PA95型117クーペが超高音質のオーディオマシンに大変身!
“旧車+ハイファイサウンド”の大きなギャップと優雅な満足感
「FD3Sの弱点を克服するスーパーチャージャーという選択肢」熱害や低速トルクの細さにもう悩まされない!
1968年にデビューした117クーペは、当時乗用車メーカーとしても人気の高かったいすゞのフラッグシップ。巨匠、ジウジアーロによるデザインであることはあまりにも有名で、1966年のジュネーブモーターショーでコーンクール・ド・エレガンスを獲得するなど、日本車が全世界的に認められた時期の秀作の中に数えられる。
そんな名作(PA95)をベースに、湘南オートモビル・ビジネス専門学校の学生達が魔改造を実行したのがこのカスタムマシンだ。
注目はインテリアだ。ノーマル風を演出しつつ、天井まで含めて室内はすべて「人工皮革スエード(シャミー)」で張り替えられ、ドア内張りなどは全体のイメージに合わせデザイン自体を大きく変更。このあたりも、さりげない仕上げに拘った。
そしてカスタムオーディオも見逃せない。方向性は実用的なハイファイ系のクリアなサウンド。そこで選ばれたには、iPodを音源のプレイヤーとして音楽や動画を再生するというシステムだ。
iPodと組み合わせるために選ばれたのはアルパインのオーディオシステム。トランクルームなど、部分的には“魅せる”ことを意識して制作されてはいるものの、高価なパーツをふんだんに盛り込む“完全魅せ系”ではなく、基本は実用本位の最上級、まさに聞くためのパーソナルシステムといった感覚だ。
ウーファー、ミッドスピーカー、ツイーターと音域ごとにスピーカーが用意され、旧車のも室内とは思えないクリアで立体的な音場を作り上げている。
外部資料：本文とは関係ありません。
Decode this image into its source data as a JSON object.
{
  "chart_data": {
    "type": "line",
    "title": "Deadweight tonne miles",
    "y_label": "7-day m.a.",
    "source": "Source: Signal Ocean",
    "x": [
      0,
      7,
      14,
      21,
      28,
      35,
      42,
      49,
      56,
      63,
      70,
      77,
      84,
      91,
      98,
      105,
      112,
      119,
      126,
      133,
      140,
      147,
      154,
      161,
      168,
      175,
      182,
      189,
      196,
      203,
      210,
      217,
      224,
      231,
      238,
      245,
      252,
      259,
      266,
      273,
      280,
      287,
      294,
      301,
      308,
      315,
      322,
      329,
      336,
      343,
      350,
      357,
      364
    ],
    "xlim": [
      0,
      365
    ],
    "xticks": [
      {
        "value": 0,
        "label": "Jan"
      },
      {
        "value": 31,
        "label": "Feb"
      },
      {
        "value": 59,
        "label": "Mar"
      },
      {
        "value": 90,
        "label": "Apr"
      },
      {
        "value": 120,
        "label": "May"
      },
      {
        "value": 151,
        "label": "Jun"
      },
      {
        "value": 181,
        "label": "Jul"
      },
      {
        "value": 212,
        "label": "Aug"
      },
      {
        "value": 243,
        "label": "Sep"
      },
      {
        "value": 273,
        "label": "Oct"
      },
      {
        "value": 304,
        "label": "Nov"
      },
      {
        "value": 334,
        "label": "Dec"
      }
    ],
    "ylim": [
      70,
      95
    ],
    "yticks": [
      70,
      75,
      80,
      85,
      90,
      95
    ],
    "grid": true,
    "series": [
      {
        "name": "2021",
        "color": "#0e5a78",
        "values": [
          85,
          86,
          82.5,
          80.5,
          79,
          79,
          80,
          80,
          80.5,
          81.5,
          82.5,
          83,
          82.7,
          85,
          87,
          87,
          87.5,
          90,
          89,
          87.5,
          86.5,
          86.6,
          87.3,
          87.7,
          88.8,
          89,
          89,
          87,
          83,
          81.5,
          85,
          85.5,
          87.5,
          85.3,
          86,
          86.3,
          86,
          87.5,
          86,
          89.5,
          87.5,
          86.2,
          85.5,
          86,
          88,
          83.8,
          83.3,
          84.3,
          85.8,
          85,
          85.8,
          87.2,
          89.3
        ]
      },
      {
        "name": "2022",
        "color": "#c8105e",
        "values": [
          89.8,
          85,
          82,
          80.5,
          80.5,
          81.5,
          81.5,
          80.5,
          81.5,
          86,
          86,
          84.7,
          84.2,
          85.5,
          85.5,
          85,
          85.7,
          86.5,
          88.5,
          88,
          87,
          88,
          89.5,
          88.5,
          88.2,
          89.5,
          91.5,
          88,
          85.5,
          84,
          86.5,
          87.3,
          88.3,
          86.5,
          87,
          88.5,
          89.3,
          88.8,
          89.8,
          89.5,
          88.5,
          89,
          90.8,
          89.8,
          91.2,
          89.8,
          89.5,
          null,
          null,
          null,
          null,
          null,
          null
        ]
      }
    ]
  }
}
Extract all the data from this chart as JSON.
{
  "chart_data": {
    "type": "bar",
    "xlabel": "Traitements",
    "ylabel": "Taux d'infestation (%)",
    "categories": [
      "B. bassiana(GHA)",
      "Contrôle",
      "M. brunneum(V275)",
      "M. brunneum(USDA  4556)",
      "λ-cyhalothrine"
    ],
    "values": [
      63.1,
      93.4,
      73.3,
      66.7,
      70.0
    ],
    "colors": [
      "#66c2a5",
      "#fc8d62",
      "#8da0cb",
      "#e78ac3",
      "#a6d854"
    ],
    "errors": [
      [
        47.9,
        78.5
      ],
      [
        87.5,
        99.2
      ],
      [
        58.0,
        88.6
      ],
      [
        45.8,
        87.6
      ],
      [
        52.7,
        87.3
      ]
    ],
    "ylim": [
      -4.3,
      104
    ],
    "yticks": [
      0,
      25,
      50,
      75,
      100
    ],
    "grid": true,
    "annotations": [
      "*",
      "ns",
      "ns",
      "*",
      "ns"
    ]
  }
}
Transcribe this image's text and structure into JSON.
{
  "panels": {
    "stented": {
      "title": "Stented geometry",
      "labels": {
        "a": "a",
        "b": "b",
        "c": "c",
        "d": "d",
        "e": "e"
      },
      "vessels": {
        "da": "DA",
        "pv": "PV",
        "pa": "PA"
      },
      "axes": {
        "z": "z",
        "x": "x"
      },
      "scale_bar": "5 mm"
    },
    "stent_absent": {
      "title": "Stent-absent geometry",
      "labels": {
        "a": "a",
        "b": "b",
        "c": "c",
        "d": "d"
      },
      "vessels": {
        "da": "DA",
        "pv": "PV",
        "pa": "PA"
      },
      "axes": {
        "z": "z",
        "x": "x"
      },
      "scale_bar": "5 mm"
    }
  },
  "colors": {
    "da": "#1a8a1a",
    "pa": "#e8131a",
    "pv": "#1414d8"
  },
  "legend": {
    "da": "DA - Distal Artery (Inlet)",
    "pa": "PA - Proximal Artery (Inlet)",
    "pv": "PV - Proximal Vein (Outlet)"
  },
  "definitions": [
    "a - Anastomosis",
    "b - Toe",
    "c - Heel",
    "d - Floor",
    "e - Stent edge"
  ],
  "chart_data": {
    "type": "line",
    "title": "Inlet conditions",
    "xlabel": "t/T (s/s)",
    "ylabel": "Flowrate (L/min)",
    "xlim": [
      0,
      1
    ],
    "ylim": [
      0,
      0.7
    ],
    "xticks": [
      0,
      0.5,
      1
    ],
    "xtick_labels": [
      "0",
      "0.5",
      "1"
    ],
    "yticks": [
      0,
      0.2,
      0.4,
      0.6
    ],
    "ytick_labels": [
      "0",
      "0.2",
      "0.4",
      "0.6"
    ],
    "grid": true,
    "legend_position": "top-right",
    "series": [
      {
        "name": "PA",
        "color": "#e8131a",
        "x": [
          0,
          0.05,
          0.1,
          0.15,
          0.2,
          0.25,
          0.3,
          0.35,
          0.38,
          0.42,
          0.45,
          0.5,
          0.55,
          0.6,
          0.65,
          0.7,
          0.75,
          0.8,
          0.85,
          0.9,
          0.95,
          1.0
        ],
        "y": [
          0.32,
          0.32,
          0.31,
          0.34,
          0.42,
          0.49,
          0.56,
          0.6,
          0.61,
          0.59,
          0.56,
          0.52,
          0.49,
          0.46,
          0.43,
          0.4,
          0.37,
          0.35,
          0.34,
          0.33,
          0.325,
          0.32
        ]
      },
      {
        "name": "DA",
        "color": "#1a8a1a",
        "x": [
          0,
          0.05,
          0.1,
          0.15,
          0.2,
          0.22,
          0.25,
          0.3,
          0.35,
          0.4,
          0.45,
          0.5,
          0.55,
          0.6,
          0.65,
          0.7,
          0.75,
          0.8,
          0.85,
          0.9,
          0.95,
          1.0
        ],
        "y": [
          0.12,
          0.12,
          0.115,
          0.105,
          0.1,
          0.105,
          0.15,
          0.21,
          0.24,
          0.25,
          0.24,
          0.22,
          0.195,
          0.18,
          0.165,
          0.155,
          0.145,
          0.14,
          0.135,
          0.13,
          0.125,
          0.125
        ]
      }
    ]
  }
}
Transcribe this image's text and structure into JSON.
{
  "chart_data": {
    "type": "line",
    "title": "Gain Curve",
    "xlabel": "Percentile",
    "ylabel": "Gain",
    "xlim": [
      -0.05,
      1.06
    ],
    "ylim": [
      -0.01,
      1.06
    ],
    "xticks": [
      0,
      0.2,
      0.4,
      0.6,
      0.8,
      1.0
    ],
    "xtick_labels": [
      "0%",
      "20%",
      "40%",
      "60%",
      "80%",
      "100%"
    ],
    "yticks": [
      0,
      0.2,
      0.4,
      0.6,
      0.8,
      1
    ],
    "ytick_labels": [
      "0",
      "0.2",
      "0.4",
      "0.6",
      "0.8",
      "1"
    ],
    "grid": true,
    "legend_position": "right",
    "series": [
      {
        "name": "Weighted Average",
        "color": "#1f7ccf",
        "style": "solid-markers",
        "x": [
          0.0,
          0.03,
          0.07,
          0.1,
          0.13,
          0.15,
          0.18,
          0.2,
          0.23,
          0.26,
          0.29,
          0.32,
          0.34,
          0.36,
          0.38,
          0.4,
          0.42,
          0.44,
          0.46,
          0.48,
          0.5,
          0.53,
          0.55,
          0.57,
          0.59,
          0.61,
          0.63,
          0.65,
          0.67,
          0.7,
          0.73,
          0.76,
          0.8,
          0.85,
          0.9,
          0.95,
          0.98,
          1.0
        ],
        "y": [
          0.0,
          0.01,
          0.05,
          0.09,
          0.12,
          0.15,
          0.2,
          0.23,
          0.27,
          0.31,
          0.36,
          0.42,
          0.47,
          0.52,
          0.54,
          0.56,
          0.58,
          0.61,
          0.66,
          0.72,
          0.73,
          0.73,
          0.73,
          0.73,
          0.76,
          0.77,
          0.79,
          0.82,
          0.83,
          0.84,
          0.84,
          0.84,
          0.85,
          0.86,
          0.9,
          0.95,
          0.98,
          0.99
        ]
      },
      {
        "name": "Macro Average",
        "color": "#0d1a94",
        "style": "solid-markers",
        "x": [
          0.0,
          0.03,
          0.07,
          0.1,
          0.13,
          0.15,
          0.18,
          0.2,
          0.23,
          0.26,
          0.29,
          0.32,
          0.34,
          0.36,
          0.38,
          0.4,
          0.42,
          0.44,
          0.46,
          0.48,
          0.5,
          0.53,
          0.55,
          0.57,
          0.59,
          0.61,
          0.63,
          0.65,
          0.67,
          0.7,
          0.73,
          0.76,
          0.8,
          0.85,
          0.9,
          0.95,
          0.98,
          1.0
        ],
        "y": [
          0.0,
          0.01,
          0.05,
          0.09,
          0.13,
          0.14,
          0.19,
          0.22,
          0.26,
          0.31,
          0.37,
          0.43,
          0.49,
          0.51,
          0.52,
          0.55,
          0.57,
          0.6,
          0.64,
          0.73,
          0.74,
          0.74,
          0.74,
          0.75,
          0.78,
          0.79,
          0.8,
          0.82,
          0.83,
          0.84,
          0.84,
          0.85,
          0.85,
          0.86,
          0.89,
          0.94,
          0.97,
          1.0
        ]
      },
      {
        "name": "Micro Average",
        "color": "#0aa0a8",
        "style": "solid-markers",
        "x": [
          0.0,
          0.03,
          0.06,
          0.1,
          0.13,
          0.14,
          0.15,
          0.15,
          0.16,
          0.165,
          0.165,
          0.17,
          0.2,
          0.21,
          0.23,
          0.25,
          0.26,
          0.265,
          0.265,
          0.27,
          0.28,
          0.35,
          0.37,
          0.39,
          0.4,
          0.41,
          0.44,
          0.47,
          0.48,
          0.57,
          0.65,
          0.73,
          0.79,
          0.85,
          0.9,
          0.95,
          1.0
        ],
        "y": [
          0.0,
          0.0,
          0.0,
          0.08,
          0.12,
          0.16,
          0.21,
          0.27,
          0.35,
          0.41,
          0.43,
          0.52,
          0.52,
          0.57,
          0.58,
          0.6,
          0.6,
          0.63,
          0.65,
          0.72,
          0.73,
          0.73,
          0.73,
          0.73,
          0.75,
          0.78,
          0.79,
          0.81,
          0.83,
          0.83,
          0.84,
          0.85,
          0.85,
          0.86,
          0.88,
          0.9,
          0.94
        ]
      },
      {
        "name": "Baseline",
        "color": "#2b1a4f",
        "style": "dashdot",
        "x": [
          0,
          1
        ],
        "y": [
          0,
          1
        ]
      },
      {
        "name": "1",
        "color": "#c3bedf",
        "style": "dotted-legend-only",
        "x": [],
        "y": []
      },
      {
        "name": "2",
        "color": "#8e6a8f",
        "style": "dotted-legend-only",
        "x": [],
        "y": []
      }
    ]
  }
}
カスタムオーディオは電源強化が必須だ。この117クーペもバッテリーの強化をはじめ、直接配線&ブレーカーの増設など、純正の電源系を大きく変えることなく強化が行われている。
ちなみに、リヤトランクはポップアップ式に、エンジンスタートはプッシュボタン式にそれぞれ変更されていたりもする。
一方の動力性能面に関しては、前オーナーが行なったチューニングをそのまま引き継ぎ、学生たちが見た目を中心に整えたものであるという。エンジンは、バフ&カラーリングもバッチリ決まったツインカムヘッドと、綺麗に磨かれたソレックスキャブレターで4連スロットル化が敢行されていた。システムとしては新しいものではないが、旧車の醍醐味ともいえるソレックスの吸気音も、インストールされたオーディオにも負けず劣らず心地の良いものだ。
ドレッシーなホイールはワークのエクイップ03だ。足回りは、強化リーフスプリングにモンローのエアショックの組み合わせ。エア圧で車高を調整できるショックアブソーバーで、リヤセクションの車重増加による車高ダウンを補正しているとのこと。
完成車は東京オートサロンの会場でお披露目され、狙い通り“旧車”と“ハイファイ・サインド”のギャップは大きな注目を集めた。学生達の努力は実ったのである。